Vers une mobilisation concertée de la société civile
Au-delà des constats alarmants, l’atelier a surtout été marqué par la richesse des échanges en petits groupes, où les participant, représentants d’ONG, travailleurs sociaux, membres de structures communautaires, universitaires et défenseurs des droits humains, ont croisé leurs expériences de terrain. Ces ateliers participatifs ont permis d’identifier des dynamiques locales de résilience souvent ignorées, de partager des stratégies de protection adaptées au contexte haïtien, et de réfléchir à des mécanismes de coordination inter-organisationnelle plus efficaces.
Parmi les principaux acquis figurent la nécessité d’un meilleur maillage territorial des actions, d’un renforcement des capacités locales, et d’une approche intégrée alliant protection, prévention et sensibilisation. Les participants ont unanimement recommandé la création d’un réseau permanent d’échanges et de veille, la production de rapports conjoints sur les violations documentées, ainsi qu’un dialogue institutionnalisé avec les autorités nationales et locales, afin d’assurer un suivi concret aux recommandations.

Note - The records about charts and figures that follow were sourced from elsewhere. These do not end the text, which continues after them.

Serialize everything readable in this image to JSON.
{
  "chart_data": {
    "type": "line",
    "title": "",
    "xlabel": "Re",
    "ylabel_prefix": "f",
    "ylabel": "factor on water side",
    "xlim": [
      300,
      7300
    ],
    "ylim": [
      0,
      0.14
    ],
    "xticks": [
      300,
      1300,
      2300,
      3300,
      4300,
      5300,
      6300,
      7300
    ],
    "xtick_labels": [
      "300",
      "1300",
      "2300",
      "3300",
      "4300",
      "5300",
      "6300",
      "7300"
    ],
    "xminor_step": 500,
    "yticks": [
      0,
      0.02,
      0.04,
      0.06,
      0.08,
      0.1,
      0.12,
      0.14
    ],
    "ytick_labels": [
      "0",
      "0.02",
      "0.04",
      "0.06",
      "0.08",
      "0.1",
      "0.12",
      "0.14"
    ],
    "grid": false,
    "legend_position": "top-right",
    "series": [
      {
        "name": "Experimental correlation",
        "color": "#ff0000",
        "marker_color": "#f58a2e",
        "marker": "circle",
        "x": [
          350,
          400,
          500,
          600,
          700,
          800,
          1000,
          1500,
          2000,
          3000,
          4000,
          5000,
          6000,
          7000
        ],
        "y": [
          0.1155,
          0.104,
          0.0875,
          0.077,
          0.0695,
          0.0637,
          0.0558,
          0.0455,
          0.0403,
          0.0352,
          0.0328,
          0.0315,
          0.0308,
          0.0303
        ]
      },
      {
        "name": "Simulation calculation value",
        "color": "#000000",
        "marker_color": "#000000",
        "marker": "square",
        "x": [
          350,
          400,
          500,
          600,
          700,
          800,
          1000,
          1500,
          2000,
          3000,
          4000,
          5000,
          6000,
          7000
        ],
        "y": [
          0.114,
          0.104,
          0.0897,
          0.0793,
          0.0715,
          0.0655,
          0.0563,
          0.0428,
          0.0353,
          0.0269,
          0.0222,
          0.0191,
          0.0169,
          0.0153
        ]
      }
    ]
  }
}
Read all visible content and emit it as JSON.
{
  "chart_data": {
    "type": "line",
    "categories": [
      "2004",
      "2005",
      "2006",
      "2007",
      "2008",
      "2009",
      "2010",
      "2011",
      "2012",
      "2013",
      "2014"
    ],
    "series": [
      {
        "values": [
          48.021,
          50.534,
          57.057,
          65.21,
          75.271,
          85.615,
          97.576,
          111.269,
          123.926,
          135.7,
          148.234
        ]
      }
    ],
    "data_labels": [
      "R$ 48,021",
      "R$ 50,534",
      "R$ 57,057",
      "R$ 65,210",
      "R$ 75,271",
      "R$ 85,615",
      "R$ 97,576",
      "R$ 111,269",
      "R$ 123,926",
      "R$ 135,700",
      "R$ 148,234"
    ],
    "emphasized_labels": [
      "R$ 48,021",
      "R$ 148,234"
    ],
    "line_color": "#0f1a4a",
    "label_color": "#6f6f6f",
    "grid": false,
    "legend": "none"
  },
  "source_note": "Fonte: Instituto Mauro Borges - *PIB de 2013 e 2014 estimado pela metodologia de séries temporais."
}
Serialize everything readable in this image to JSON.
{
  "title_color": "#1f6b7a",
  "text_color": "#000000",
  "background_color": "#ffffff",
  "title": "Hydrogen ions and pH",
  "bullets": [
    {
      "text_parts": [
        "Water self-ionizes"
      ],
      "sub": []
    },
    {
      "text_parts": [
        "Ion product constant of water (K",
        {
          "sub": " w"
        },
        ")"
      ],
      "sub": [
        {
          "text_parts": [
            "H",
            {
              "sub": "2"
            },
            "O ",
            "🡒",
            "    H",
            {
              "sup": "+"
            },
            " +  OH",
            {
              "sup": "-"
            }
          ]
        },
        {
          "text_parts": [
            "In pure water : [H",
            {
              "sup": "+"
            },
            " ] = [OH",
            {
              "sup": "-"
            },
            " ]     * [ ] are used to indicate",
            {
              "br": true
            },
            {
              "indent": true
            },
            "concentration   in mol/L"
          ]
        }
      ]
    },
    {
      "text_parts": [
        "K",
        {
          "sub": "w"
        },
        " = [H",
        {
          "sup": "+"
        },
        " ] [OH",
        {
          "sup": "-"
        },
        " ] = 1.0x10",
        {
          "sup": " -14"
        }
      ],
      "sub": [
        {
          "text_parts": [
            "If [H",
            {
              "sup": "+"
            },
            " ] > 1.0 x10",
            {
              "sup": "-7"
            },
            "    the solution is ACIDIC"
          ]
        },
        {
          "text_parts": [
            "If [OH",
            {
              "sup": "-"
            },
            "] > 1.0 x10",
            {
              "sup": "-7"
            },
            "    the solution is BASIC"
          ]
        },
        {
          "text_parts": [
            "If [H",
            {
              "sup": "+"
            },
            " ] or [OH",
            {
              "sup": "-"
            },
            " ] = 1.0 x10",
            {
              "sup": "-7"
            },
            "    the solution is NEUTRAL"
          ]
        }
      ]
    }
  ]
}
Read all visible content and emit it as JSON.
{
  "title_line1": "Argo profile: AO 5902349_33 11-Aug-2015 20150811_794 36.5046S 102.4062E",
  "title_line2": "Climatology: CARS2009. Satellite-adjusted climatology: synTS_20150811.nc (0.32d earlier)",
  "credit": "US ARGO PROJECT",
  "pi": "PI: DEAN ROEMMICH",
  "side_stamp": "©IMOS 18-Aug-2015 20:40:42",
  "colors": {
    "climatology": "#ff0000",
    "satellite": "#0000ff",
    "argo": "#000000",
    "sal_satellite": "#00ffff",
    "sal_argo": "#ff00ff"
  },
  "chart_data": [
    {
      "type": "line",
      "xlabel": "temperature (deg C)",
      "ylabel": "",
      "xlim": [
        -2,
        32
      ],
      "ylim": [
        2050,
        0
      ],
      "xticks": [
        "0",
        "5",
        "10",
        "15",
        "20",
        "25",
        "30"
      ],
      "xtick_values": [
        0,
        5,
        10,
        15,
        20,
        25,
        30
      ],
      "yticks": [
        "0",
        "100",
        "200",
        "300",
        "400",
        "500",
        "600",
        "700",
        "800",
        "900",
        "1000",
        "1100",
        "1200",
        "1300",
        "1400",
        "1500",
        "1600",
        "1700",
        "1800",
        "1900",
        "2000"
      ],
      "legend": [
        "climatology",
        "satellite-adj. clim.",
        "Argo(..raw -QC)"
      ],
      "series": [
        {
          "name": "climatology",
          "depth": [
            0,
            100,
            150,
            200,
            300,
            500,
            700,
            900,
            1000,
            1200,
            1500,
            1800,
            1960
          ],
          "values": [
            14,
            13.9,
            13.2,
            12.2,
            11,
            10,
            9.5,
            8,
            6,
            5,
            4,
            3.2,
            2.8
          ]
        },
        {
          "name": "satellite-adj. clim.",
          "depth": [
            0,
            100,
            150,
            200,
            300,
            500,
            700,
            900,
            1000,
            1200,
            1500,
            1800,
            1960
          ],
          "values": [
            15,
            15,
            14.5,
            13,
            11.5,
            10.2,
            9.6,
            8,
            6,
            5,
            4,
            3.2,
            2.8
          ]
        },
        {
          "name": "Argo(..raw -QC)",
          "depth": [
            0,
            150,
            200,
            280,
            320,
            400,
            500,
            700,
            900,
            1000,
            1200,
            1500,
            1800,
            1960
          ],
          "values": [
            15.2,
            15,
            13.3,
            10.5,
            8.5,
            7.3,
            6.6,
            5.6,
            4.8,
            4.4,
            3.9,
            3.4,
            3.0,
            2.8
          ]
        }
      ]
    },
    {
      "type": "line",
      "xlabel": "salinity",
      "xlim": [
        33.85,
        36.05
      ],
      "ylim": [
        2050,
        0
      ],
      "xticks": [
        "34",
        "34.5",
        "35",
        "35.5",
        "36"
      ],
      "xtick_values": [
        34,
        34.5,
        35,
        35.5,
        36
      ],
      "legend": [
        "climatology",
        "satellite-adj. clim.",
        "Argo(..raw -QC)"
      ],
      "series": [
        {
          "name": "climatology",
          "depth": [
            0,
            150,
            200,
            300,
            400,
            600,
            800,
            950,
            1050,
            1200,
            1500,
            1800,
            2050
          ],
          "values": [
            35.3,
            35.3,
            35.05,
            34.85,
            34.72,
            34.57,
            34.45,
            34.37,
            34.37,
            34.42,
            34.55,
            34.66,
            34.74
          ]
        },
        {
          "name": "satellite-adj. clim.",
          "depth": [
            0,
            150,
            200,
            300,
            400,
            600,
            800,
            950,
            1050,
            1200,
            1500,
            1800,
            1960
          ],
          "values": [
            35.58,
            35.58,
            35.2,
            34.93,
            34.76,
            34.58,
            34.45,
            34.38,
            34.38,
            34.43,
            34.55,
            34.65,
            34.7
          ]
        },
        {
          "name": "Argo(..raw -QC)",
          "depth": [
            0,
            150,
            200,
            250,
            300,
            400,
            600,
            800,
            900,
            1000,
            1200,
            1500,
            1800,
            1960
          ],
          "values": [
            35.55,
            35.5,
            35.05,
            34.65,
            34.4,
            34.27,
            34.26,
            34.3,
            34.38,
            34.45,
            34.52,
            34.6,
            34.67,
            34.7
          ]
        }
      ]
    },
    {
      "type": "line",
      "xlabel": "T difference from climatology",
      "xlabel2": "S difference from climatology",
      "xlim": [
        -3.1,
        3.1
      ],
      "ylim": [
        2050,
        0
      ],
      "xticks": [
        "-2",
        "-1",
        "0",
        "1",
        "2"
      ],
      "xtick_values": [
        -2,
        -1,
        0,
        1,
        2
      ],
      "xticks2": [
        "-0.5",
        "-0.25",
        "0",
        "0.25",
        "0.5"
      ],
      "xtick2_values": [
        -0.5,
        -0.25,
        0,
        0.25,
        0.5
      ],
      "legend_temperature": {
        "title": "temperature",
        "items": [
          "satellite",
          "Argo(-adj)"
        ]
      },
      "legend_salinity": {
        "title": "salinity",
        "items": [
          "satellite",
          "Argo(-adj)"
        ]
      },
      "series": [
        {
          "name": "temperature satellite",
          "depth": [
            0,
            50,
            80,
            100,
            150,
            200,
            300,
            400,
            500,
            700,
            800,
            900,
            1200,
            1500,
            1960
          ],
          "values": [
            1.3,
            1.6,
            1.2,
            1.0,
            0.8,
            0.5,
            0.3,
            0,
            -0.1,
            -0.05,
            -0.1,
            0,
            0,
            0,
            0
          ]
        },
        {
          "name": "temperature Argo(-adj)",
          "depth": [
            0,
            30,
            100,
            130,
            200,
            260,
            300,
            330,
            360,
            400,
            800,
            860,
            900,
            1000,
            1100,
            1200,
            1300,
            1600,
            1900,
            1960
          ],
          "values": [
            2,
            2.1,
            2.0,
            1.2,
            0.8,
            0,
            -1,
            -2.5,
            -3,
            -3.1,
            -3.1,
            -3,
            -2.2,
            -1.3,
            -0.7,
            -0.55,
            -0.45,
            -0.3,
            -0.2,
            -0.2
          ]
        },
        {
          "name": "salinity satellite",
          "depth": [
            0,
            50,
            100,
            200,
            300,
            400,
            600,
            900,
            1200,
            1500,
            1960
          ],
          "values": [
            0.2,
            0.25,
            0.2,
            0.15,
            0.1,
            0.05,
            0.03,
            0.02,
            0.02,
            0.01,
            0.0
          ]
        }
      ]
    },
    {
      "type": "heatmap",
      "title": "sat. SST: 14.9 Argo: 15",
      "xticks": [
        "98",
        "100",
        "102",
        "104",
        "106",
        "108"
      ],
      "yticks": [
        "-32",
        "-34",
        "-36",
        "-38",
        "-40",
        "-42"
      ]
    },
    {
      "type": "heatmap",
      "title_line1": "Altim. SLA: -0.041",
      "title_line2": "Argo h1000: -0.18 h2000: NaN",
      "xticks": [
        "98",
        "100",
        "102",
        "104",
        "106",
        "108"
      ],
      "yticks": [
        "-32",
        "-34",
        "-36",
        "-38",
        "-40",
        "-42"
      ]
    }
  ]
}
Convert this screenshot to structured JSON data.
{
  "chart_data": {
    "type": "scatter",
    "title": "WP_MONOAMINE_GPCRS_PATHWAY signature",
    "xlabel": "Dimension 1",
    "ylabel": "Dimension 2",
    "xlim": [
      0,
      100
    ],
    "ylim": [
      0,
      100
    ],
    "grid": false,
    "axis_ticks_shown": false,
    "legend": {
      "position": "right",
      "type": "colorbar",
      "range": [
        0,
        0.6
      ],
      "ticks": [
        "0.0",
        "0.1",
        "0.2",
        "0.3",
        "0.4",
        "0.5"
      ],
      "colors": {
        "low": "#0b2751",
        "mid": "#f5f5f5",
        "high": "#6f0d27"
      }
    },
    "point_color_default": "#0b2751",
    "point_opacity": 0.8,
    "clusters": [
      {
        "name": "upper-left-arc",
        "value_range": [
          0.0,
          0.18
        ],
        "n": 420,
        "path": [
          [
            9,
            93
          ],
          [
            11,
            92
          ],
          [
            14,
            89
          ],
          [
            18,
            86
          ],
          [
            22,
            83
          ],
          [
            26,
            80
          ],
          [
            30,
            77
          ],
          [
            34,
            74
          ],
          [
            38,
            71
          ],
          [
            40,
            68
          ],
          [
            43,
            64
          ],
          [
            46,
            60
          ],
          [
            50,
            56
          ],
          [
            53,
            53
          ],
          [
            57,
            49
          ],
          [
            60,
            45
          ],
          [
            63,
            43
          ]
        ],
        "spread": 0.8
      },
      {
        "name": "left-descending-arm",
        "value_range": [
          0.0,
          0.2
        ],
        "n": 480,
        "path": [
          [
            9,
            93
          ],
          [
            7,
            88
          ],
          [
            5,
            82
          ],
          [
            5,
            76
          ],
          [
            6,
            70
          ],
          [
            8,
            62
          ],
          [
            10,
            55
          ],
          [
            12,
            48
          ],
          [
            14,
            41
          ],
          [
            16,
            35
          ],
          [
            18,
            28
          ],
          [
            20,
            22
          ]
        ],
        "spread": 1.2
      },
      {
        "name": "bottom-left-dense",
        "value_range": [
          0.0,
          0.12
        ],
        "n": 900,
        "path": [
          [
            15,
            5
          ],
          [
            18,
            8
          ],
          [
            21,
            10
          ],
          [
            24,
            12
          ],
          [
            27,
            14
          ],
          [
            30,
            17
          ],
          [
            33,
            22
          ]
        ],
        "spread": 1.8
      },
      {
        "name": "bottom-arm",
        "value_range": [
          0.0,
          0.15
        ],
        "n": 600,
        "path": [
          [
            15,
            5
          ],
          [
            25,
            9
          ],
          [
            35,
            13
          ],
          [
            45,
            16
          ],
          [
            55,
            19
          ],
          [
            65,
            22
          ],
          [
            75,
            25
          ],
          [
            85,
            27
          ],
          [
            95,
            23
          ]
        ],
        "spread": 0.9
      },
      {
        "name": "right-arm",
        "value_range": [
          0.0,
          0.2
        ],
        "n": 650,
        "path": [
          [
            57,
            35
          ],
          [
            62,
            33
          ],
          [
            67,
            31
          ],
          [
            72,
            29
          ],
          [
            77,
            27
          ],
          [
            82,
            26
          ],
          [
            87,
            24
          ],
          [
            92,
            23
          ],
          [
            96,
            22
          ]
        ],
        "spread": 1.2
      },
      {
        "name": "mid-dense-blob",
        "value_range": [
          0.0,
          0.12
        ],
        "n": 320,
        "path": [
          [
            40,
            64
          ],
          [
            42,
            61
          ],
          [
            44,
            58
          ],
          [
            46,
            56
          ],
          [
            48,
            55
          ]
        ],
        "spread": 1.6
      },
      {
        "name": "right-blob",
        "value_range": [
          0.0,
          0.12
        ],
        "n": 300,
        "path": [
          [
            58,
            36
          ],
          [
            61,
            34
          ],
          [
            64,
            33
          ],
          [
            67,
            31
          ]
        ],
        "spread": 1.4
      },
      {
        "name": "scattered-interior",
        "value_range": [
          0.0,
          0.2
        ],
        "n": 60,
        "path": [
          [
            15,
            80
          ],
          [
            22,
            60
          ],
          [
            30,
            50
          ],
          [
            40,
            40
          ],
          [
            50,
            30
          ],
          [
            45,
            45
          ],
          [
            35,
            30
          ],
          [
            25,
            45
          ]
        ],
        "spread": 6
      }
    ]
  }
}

En clôturant la journée, les initiateurs ont souligné l’importance de traduire ces réflexions en engagements concrets et en actions solidaires, capables de redonner sens à la lutte pour la dignité humaine, même dans l’adversité. Une dynamique prometteuse que beaucoup souhaitent voir perdurer bien au-delà de cet atelier.
Liste des organisations présentes : RFJS, NGRAJUD, CPD, AUMOHD, MOUSHAPDH, REJIDH, MOUSHAPSH/DF, ORDEDH, Sere plus groupe, ONADDCI, Mouvman Ekilib, OHDLP, Kay jen, CESPHA, GARJE, RONDDH, VDH et Zanmi Timoun.